Check this for using IPCC Color Palettes: https://pyam-iamc.readthedocs.io/en/stable/tutorials/ipcc_colors.html (this package is not installed here)

Get back the keys to load scenarios data sets!

In [None]:
[key for key in dset_dict.keys()]

### Exercise
Make a figure showing the near-surface air temperature anomalies over the historical period and the future period up to 2100 for all scenarios available for your model.

### Solution

In [None]:
list_scenarios = ['ssp119', 'ssp126', 'ssp245', 'ssp370', 'ssp585']
colors = ['#00a9cf', '#003466', '#f69320', '#df0000', '#980002']

In [None]:
temp = []
for scenario in list_scenarios:
    ds = dset_dict["ScenarioMIP.IPSL.IPSL-CM6A-LR."+scenario+".Amon.gr"]
    da = ds.tas.isel(member_id=0) - 273.15
    temp.append(u.spatial_average(da.resample(time='Y').mean('time')))

# Concatenate results
ts_model_future = xr.concat(temp, pd.Index(list_scenarios, name='scenario')).load()

In [None]:
ref_period = slice('1995', '2014')
ref_obs = ts_obs.sel(time=ref_period).mean('time')
ref_model = ts_model.sel(time=ref_period).mean('time')

linewidth = 1

fig, axs = plot.subplots(axwidth=5, aspect=2)

# Past
axs[0].plot(
    ts_obs['time.year'], 
    ts_obs-ref_obs, 
    label='ERA5', color='k', linewidth=linewidth, linestyle='--'
)
axs[0].plot(
    ts_model['time.year'], 
    ts_model-ref_model, 
    label='historical', color='k', linewidth=linewidth
)

# Future
for i, scenario in enumerate(list_scenarios):
    axs[0].plot(
        ts_model_future['time.year'], 
        ts_model_future.sel(scenario=scenario) - ref_model, 
        label=scenario, color=colors[i], linewidth=linewidth
    )
    
axs[0].legend(ncols=2)

axs.format(
    xlabel='year',
    ylabel='Near-surface air temperature [°C]',
    suptitle='Global near-surface air temperature anomalies '+model_name+'\n(with respect to 1995-2014)',
    xlim=(1979,2100)
)
# fig.save('img/'+model_name+'_ts_tas_anomalies_projections.jpg')

## Share your results!
Go to the following link and upload the figures for your the model you chose of the global (or sub-zone) bias and projections!

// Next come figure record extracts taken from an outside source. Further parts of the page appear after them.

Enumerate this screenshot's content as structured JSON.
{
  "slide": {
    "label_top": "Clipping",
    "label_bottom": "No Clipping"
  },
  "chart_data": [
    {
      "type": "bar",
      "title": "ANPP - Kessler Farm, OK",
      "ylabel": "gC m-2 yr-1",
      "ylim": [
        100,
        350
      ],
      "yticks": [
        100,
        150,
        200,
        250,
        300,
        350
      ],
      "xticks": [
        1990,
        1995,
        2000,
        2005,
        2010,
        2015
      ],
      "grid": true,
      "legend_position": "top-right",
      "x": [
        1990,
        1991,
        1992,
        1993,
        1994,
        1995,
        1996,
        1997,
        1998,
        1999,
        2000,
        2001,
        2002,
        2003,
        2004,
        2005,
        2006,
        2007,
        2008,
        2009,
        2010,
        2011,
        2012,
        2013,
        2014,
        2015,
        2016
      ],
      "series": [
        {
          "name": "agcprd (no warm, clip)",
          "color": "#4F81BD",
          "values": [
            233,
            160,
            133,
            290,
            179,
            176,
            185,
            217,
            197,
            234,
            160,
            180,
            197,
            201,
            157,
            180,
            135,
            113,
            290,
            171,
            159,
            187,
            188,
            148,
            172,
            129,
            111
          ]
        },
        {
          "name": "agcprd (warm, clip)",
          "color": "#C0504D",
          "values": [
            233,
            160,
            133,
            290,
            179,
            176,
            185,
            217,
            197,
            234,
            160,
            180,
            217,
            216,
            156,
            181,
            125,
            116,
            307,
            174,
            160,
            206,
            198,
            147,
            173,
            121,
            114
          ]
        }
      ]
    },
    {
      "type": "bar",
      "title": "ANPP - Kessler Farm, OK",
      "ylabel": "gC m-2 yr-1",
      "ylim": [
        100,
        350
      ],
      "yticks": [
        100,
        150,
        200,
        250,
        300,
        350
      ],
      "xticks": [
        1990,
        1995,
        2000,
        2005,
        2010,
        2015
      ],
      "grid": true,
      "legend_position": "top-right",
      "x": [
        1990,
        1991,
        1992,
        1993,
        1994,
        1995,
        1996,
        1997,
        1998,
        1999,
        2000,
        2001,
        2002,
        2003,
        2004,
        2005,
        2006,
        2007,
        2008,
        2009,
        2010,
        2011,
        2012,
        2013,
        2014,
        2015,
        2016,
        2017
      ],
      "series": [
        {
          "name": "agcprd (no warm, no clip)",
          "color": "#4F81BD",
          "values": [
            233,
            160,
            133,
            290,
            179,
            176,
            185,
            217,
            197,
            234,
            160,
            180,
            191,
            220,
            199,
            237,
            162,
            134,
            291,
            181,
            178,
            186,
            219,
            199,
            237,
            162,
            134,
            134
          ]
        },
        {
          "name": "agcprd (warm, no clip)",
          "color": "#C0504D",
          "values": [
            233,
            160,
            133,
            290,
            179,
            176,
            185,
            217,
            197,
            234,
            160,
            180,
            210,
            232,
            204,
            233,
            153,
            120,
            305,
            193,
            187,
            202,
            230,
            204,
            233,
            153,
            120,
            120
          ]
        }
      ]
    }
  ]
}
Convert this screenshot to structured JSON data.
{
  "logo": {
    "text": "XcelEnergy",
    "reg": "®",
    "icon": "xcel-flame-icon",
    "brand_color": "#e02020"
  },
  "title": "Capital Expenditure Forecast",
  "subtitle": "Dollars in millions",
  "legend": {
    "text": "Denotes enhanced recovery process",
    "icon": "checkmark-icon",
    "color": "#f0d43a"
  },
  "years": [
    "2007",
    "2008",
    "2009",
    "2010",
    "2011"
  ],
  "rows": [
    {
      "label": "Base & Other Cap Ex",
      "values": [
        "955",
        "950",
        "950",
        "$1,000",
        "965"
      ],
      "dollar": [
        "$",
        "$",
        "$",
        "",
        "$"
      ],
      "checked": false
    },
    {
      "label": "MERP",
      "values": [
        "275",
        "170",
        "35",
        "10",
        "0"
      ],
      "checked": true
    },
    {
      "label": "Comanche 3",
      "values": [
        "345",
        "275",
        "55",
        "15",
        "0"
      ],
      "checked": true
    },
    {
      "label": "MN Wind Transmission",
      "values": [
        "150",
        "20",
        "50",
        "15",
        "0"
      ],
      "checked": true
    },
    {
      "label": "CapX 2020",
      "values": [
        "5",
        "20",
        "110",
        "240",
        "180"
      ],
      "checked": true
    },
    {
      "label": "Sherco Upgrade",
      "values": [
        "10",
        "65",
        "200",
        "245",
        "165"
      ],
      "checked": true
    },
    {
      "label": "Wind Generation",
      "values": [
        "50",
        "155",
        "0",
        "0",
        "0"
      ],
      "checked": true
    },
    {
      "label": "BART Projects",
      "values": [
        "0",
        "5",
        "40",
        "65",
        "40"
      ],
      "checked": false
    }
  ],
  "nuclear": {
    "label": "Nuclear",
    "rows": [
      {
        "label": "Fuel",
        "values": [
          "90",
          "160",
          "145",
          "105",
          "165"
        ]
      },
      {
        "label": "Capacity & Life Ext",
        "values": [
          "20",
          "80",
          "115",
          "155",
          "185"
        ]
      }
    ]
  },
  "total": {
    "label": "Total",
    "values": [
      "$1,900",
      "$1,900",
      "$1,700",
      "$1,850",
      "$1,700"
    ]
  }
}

https://app.mural.co/t/variabiliteclimatique4363/m/variabiliteclimatique4363/1639491102483/fecf896fc166a77732b34ff63bf09000883718e3?sender=ufcbfba826e94d93c633c7410

## Bonus
If you still have time, try adding models or members to add uncertainties (to add envelopes to the curves, you can look at the [`fill_between()`](https://matplotlib.org/stable/api/_as_gen/matplotlib.pyplot.fill_between.html) function of matplotlib or otherwise proplot implements it directly in a simplified way: https://proplot.readthedocs.io/en/v0.6.4/1dplots.html#Shading-and-error-bars). 

Feel free to do any other analysis you are interested in!